The original article was published in the Iwate Nippo (June 3rd edition). Read the original here.

Within the Panel of Experts deliberating on the ILC for the Ministry of Education, Science, Technology, Sports and Culture (MEXT) is the Working Group for the Verification of Methods of Structure and Management (Chief: Shoken Miyama, former head of the National Astronomical Observatory of Japan). On June 2, they held their fifth meeting at MEXT, and presented an outline of their report. Should the ILC be realized, the outline indicates a need for setting up an attractive living environment with housing and educational facilities. It asks for debate on a framework that would divvy up the costs between the national government, local governments, and participating research organizations, as well as other participating countries. The working group will put together their full report by July.

The outline indicates how important it is to provide housing that foreign researchers and their families would be happy with. It explains that “families would be particularly interested” in having internationally-recognized primary/secondary schools. It also stated that a new facility would be required if it did not already exist.

The document also called for daycare facilities and securing employment opportunities for spouses, and said that the national government, local governments, and participating research organizations would need to think about how to divvy up the costs as well as how to share costs with other countries.

It also stated that the assumed scale of population would not grow as much as predicted unless research themes were broadened.

The document urged that “it is vital to have a relationship of trust with the local area” in order to push forth the ILC project. In order to ease worries about the particle-colliding experiments at the accelerator, the outline urges that there should be a dialogue with people in the local region from an early stage.

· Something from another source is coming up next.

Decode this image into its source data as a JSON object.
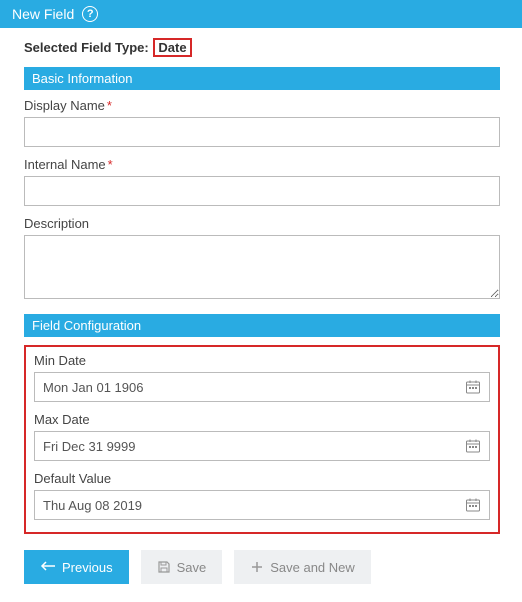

Since the scale of the budget is so large, “it is crucial to have a strong organizational structure based on an international agreement” when setting up the international research organization that would run the ILC.

The ILC will aim to solve the mysteries of the origins of the universe, and the Kitakami mountains of Iwate Prefecture are the world’s leading candidate site for the project. The Japanese government will base their decision on whether to host the project on the debates taking place at the Panel of Experts, and will make their decision sometime this year to next year.